Samsung Q1 2023 operating profit is expected to plunge 94.9 percent to 720.1 billion won

As per the industry recent report, Samsung Electronics is conducting an internal meeting in order to contemplate the level of production cuts. Inside the system, it is known that there is a division between the position that manufacturing should be cut. This is by considering the situation of the semiconductor business which is more intense than expected.

Also the current stock price, and widening the gap with rivals, the decision made for the sake of the company’s future value. Noticeably, in the conference call of the fourth quarter of the previous year, with respect to market predictions that making would be concise.

“This year’s facility investment (Capex· CAPEX) will be at a level similar to the previous year,” he said, reaffirming his previous position that “there is no artificial production cut.”

Although, at the same time, it gives space for “natural production reduction” via a production line amendment. It comprises facility relocation and micro-process conversion. Also, the market assumes that natural production cut short of approx 20% is already taken into action.

Do Hyun-woo, a researcher at NH Investment & Securities, said, “According to some test and component companies, orders received from Samsung Electronics in the first quarter decreased by more than 1%,” and predicted, “Samsung Electronics’ current DRAM inventory is higher than 30 weeks compared to competitors, and it will expand the level of production cuts to overcome this situation.”

As per the business report 2022, presented by Samsung Electronics. The inventory of the DS division is responsible for the semiconductors hike of the figure 2021.16% from 29.576 trillion won at the end of 76 to 6.12 trillion won at the end of last year respectively.

Samsung Electronics may showcase a sign of production cuts earlier

The whole sole issue is the condition of the semiconductor industry. Since it become worse than expected in January this year. Subsequently, the Sales are forecasted to fall by 17.34% to 64.2 trillion won.

Kim Rok-ho, a researcher at Hana Securities, said, “Inventories may have increased in the first quarter as shipments continue to be sluggish while Samsung Electronics’ DRAM production has not decreased.”

Vice Chairman Park said, “Three people (Samsung Electronics· With SK hynix and Micron’s general-purpose products, customers are playing, and if they continue to play, they will go through a process of rapidly lowering prices in terms of oversupply in a downcycle.”

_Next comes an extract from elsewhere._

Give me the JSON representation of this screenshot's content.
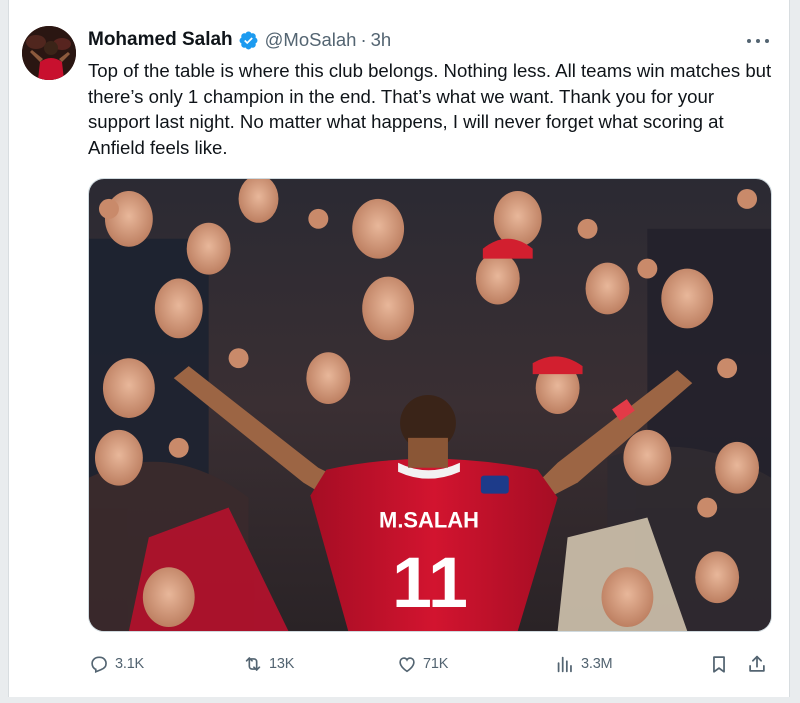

In addition to this info, the nature of memory semiconductors the prices can increase if supply is more than demand. As per Taiwanese market research firm Trendforce. The average selling price of DRAM dropped by 1% in the first quarter.

“The price decline is expected to slow to 2-10% in the second quarter,” Trendforce said, adding, “DRAM ASP continues to fall due to high supplier inventory levels, and prices can only rebound if production is significantly reduced.”

Thus, there is a prediction that Samsung Electronics will showcase a sign of production cuts. The same is one step further than before.

Kim Woon-ho, a researcher at IBK Investment & Securities, said, “The most necessary variable at this point is supply strategy, and although it is too late, we believe that there is sufficient consensus on negative production bit growth (production growth rate in bits).”

On the other hand, SK Hynix also takes the charges whereby there will be no additional production cuts. Apart from the earlier announced production reduction plan.

“Even if production cuts are carried out, DDR4 inventories already in place will not decrease before demand recovers, and DRAM will still have time to reach cash costs even if inventory valuation losses are taken into account,” said Chae Min-suk, a researcher at Korea Investment & Securities.

production cuts

According to data from Yonhap Infomax Co., a financial news and data providing company in Korea, Samsung Electronics’ first-quarter operating profit this year is expected to plunge 94.9 percent to 720.1 billion won and sales to fall 17.34 percent to 64.3 billion won.

“Samsung Electronics’ DRAM Inventory would have increased further in the first quarter as its shipments continued to be sluggish and no production cut,” said Kim Rok-ho, an analyst at Hana Financial Investment Co. “It is time to think about conservative production capability management policies.”